Os números não perderam o seu prestigio místico. Por uma confusão digna do ano mil, a maioria dos artistas e dos escritores, entre 1880 e 1900, enfileirou entre os «fim do século» e os «decadentes». Por a mesma confusão, aqueles que surgiram na cena literária após a exposição de 1900, puderam facilmente tomar ares de renovadores. Para o público, para si próprios, representavam o «novo século». A decadência deixava de estar na moda.
Deixava de estar na moda no momento preciso em que começava verdadeiramente a decadência, a agonia convulsa da civilização chamada «moderna». Amadurecida, sossegadamente, na tranquilidade e na felicidade do outro ante-guerra, a geração do «novo século» chegou, entretanto, a dominar o período atormentado e a transportar os seus «valores» até aos nossos dias (1945)- de modo que em França, «espiritualmente» assiste-se, após quase meio século, à mais assombrosa continuidade ; guerras, derrotas e vitórias aparecem até aqui como episódios que não perturbam nem a alma nem dos filisteus nem a dos estetas.(Pág. 59-60)
  • Excerto 2
Notas breves sobre alguns lugares tornados comuns.

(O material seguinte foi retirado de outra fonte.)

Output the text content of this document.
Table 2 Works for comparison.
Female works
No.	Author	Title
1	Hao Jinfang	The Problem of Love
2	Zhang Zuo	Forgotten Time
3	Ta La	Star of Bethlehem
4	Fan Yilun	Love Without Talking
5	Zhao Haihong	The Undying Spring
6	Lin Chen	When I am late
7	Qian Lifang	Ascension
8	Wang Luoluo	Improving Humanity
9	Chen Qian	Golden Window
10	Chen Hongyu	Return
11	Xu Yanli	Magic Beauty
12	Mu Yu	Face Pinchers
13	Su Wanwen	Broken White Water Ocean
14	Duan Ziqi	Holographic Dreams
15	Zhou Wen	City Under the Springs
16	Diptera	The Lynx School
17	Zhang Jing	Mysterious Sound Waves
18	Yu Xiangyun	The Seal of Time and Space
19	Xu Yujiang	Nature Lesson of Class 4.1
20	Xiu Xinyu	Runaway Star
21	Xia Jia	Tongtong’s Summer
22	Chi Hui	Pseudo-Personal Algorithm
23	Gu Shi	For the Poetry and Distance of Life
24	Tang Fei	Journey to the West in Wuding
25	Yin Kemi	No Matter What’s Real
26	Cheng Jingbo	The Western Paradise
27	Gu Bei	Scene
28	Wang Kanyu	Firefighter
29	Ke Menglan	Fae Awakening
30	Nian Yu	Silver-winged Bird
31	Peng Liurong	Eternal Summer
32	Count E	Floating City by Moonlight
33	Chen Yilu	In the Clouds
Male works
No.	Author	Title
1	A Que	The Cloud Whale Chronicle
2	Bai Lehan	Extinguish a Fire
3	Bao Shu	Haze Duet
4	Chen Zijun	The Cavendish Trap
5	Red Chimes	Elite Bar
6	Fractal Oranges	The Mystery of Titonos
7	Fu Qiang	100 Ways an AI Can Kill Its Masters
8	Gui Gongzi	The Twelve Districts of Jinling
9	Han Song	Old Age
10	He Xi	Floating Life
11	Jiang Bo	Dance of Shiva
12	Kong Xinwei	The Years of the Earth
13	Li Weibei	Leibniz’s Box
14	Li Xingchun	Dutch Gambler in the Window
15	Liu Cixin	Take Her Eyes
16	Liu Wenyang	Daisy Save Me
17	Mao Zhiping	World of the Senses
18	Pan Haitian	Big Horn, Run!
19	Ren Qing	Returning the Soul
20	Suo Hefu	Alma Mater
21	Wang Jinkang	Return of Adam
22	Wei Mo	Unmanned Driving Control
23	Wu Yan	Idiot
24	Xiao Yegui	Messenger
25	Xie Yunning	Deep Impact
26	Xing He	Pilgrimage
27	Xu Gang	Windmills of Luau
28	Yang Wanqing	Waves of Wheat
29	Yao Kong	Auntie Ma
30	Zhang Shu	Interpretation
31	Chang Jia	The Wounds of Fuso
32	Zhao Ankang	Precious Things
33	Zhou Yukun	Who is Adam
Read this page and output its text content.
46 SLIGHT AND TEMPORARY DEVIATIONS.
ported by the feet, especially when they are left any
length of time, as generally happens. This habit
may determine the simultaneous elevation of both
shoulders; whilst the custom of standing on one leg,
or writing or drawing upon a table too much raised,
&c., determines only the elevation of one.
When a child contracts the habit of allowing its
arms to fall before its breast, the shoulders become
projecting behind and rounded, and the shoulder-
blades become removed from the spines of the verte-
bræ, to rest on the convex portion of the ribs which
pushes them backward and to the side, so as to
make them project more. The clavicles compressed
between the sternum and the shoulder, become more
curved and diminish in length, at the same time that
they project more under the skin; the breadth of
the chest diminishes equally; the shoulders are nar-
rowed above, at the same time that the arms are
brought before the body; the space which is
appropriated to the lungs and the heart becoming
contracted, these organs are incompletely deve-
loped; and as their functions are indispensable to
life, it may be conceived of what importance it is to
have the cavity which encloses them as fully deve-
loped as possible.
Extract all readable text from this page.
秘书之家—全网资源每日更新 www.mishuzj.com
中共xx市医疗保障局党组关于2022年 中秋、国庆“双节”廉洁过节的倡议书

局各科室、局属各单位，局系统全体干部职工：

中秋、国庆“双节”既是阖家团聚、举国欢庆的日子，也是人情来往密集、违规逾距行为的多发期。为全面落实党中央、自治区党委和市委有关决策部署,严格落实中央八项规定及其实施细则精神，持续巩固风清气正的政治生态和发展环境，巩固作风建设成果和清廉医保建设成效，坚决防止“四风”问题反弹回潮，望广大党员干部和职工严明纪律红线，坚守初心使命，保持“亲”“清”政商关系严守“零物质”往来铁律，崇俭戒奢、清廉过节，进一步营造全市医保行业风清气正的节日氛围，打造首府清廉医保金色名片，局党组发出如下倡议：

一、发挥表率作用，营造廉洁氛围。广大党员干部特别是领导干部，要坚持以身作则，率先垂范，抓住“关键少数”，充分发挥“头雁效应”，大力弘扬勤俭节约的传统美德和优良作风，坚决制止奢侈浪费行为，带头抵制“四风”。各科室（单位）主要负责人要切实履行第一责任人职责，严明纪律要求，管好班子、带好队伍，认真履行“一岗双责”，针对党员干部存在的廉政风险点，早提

O poeta desdobra-se, insuportavelmente, pois “eu é um outro”, e sabe-o. Mas ele torna a encontrar, ao nível da vida elementar, sensível e na confusão – na nevrose mantida – uma espécie de unidade informe. “Inefável tortura”, acrescenta a carta bem conhecida, pois o poeta “procura mesmo, esgota em si todos os venenos” e todas as formas de sofrimento e de loucura. (Rimbaud Carta de 15 de Maio de 1871). É ao nível do real quotidiano que se opera a alquimia que o transmuda em poesia por meio das palavras. E nos “Chants de Maldoror”, é bem da aproximação imprevista de dois objetos familiares – por exemplo um guarda-chuva e uma máquina de costura sobre uma mesa de dissecção – que surge o efeito da surpresa, o choque simultaneamente intelectual e nervoso, no qual Lautréamont descobre aquilo a que chama ainda a beleza.
  • Excerto 3
Notas breves sobre alguns lugares tornados comuns.
A antiga sabedoria sabia que a velhice é um mal pior que a morte. Os nossos metafísicos que tanto nos falam do “outro – diferente do ser” (para imitar uma vez mais o seu palavreado), não nos falam muito da velhice. É que este pensamento nada tem de excitante ou do outro mundo. É apenas uma triste realidade; e, no entanto, este pensamento diz-nos o que temos a vencer, imediatamente e em cada um de nós, ainda que sejamos muito jovens, e em todos os instantes da vida quotidiana. Sabe-se, muito bem, por outro lado, que a velhice não tem necessidade de procurar o pensamento da morte, que vem só por si, sem nada trazer. Mas se a juventude sente a necessidade de pensar na morte para estimular o desejo de viver; só ela se proclama com orgulho, julgando-se carregada de verdade pelo simples facto de ser juventude – e se, ao mesmo tempo, ela emurchece com o pensamento obsidiante da morte, então é preciso lamentá-la por essa velhice prematura!
A filosofia aliou-se, portanto, com a literatura nesta grande conspiração contra a vida quotidiana do homem.